De esto se desprende que el fundamento de facto de la reivindicación del sultán otomano es el mejor. La comunidad musulmana debe tener un líder; éste es el mayor musulmán que gobierna a los musulmanes; él reclama el liderazgo y lo mantiene. Si el gobierno inglés se convirtiera en musulmán, los musulmanes se unirían a él. El fundamento de la elección no significa nada, la nominación poco más, excepto para los anticuarios; la posesión de las reliquias proféticas es un sentimiento que sólo tendría peso en la multitud; ningún abogado canónico lo insistiría seriamente. La tutela de los dos Harams es precaria. Un revés turco en Siria retiraría a todos los soldados turcos de Arabia y las grandes familias sari de La Meca, todas de sangre del Profeta, proclamarían un califa de entre ellas. En la actualidad, sólo la guarnición turca las mantiene bajo control.
Pero un califa tiene responsabilidades. No puede convertirse en un monarca constitucional en el sentido que tenemos hoy en día. Gobierna según la ley —la ley divina— y el pueblo puede deponerlo si la infringe; pero no puede crear una asamblea constitucional fuera de sí mismo y otorgarle derechos contra él. Es el sucesor de Mahoma y debe gobernar, dentro de ciertos límites, como un monarca absoluto. Tan imposible es el califato moderno, [59] y tan gigantescas son sus responsabilidades. Los millones de musulmanes chinos lo miran a él y a todos los musulmanes de Asia central; los musulmanes de la India que no son chiítas también lo miran a él. Así también, en África y en cualquier parte del mundo adonde ha ido el pueblo de Mahoma, sus ojos se vuelven hacia el Bósforo y el Gran Sultán. Esto es lo que se ha llamado el movimiento panislámico moderno; es un hecho moderno.
La posición de las otras sectas musulmanas ya la hemos visto. Entre los gobernantes chiítas, están los imamitas en Persia; los zayditas dispersos todavía en el sur de Arabia y fugitivos en África; extraños grupos secretos de ismailitas —drusos, nusayritas, asesinos— que todavía se mantienen en los rincones de las montañas, olvidados por el mundo; los más antiguos de todos, los jerifes de Marruecos, que son sunitas y anteceden a todas las diferencias teológicas, manteniéndose sólo por la sangre del Profeta. En Zanzíbar, Uman y Mzab en Argelia están los descendientes de los jariyitas. Probablemente, en algún lugar u otro, hay algunos descendientes fosilizados de cada secta que ha surgido, ya sea para perturbar la paz del Islam o para salvarlo de la decrepitud y la muerte escolásticas. Las insurrecciones y las herejías tienen sus propios usos.
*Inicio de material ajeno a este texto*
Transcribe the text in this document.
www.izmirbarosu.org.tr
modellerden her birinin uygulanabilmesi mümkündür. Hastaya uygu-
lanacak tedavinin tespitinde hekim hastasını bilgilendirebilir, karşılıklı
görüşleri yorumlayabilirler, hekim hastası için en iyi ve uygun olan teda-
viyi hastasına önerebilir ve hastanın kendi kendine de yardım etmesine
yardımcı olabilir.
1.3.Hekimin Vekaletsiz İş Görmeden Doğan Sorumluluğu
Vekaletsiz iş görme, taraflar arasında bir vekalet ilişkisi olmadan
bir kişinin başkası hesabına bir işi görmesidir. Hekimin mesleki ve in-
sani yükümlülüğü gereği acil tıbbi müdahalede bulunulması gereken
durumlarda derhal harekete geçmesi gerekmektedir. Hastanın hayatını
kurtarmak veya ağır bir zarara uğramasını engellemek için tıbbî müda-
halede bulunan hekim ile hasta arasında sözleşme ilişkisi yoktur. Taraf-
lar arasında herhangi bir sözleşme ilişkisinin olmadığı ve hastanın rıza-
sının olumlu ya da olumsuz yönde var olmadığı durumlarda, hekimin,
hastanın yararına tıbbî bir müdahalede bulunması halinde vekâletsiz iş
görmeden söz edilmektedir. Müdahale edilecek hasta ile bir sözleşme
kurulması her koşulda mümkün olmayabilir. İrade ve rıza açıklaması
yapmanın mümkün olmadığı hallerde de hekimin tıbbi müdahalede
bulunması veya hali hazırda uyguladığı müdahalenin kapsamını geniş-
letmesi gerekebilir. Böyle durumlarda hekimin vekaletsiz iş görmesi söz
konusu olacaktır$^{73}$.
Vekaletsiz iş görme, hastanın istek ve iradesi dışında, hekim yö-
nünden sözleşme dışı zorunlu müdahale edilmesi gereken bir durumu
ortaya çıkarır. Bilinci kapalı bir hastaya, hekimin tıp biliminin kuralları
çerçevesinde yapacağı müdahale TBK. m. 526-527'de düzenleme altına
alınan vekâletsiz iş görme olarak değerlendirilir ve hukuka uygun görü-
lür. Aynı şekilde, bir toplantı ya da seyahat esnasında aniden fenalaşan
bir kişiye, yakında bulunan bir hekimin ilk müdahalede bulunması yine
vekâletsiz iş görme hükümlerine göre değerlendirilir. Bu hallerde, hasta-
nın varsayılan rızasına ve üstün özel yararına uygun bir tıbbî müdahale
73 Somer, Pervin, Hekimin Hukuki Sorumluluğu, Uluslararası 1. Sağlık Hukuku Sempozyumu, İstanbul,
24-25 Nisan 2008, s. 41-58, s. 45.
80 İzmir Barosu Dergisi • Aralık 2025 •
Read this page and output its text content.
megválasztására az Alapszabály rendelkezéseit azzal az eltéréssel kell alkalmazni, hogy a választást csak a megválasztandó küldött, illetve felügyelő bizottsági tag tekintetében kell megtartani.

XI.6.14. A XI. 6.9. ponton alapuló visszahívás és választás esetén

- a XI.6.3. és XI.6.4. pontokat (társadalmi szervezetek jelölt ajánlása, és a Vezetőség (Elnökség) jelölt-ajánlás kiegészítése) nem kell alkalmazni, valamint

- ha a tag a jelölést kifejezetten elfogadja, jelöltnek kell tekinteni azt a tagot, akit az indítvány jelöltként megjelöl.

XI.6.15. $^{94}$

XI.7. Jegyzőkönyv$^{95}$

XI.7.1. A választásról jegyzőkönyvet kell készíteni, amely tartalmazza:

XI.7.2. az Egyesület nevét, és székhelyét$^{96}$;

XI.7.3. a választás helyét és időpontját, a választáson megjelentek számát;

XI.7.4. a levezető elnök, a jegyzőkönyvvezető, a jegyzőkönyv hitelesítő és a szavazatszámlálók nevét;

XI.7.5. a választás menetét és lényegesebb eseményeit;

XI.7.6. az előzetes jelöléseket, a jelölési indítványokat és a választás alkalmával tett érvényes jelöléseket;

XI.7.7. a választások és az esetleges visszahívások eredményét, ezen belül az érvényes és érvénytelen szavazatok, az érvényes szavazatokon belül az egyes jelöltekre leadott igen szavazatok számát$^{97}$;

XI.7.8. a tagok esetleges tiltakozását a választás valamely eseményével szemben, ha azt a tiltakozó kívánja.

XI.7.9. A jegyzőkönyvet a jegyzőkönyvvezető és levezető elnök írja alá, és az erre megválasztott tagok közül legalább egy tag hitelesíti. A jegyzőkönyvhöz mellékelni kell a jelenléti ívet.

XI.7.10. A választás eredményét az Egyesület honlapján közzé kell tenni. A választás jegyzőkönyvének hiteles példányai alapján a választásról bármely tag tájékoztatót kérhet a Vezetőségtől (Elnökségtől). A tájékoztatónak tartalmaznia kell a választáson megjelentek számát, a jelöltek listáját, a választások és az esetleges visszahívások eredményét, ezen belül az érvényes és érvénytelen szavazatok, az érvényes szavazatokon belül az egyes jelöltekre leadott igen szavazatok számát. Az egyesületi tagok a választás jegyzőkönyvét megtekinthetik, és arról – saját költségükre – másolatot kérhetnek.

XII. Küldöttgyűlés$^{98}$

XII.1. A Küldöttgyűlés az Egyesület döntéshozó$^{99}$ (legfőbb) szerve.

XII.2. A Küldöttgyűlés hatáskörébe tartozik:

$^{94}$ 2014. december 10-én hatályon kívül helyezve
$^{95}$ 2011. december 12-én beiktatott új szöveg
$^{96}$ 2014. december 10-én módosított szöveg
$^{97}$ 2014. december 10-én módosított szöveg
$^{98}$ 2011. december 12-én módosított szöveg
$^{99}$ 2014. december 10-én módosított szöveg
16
Sólo nos queda mencionar dos movimientos modernos que han afectado profundamente al Islam de hoy. El movimiento panislámico, mencionado anteriormente, se esfuerza tanto como cualquier otra cosa para acercar al mundo musulmán a la ciencia y el pensamiento del mundo cristiano, reuniendo a todos los pueblos musulmanes al mismo tiempo en torno al sultán otomano como su cabeza espiritual y aferrándose al núcleo del Islam [p. 60]. Es un movimiento de reforma cuya tendencia es hacia adelante. Los otros dos, a los que ahora llegamos, también son movimientos de reforma, pero su tendencia es hacia atrás. Miran hacia los buenos viejos tiempos del Islam primitivo y tratan de restaurarlos.
La primera etapa es la de los wahabitas, llamados así por Muhammad ibn Abd al-Wahhab (Siervo del Generoso), su fundador, natural de Najd, en Arabia central, que murió en 1787. Su objetivo era devolver al Islam su pureza primitiva y acabar con todos los usos y creencias que habían surgido para oscurecer su monoteísmo absoluto. Pero los intentos de reforma en el Islam nunca han conducido a otra cosa que a la fundación de nuevas dinastías. Pueden comenzar con un reformador santo, pero en la primera o segunda generación es seguro que surgirá el discípulo conquistador; la religión y el gobierno van juntos, y quien se entrometa en uno debe a continuación aferrarse al otro. La tercera etapa es la extinción de la nueva dinastía y la desaparición de su partido en una secta más o menos secreta, cuya vitalidad se dirige de nuevo hacia los canales religiosos. Los wahabitas no fueron una excepción. Su dominio se extendía desde el Golfo Pérsico hasta el Mar Rojo, tocaba al-Yaman y Hadramaut e incluía algunos distritos del Pashalik de Bagdad. Esto fue a principios del siglo XIX; pero ahora, después de muchos cambios dinásticos, el gobierno de los wahabitas propiamente dichos casi ha cesado, aunque los turcos no han ganado ningún nuevo apoyo en Najd. Allí, ha surgido una dinastía árabe nativa que está libre del control turco en todos los aspectos, y tiene su sede en Ha’il. Pero el celo de los wahabitas dio un impulso a la reforma [61] en el cuerpo general de musulmanes que aún no se ha extinguido, de ninguna manera. Especialmente en la India, sus opiniones han sido ampliamente difundidas por los misioneros, y en un momento hubo un grave temor de una insurrección wahabita. Pero los partidos muertos en el Islam rara vez resurgieron, y la vida del wahabismo ha pasado a la Iglesia musulmana en su conjunto. Políticamente ha fracasado, pero el espíritu de reforma permanece y sin duda ha influido en el segundo movimiento de reforma al que ahora llegamos.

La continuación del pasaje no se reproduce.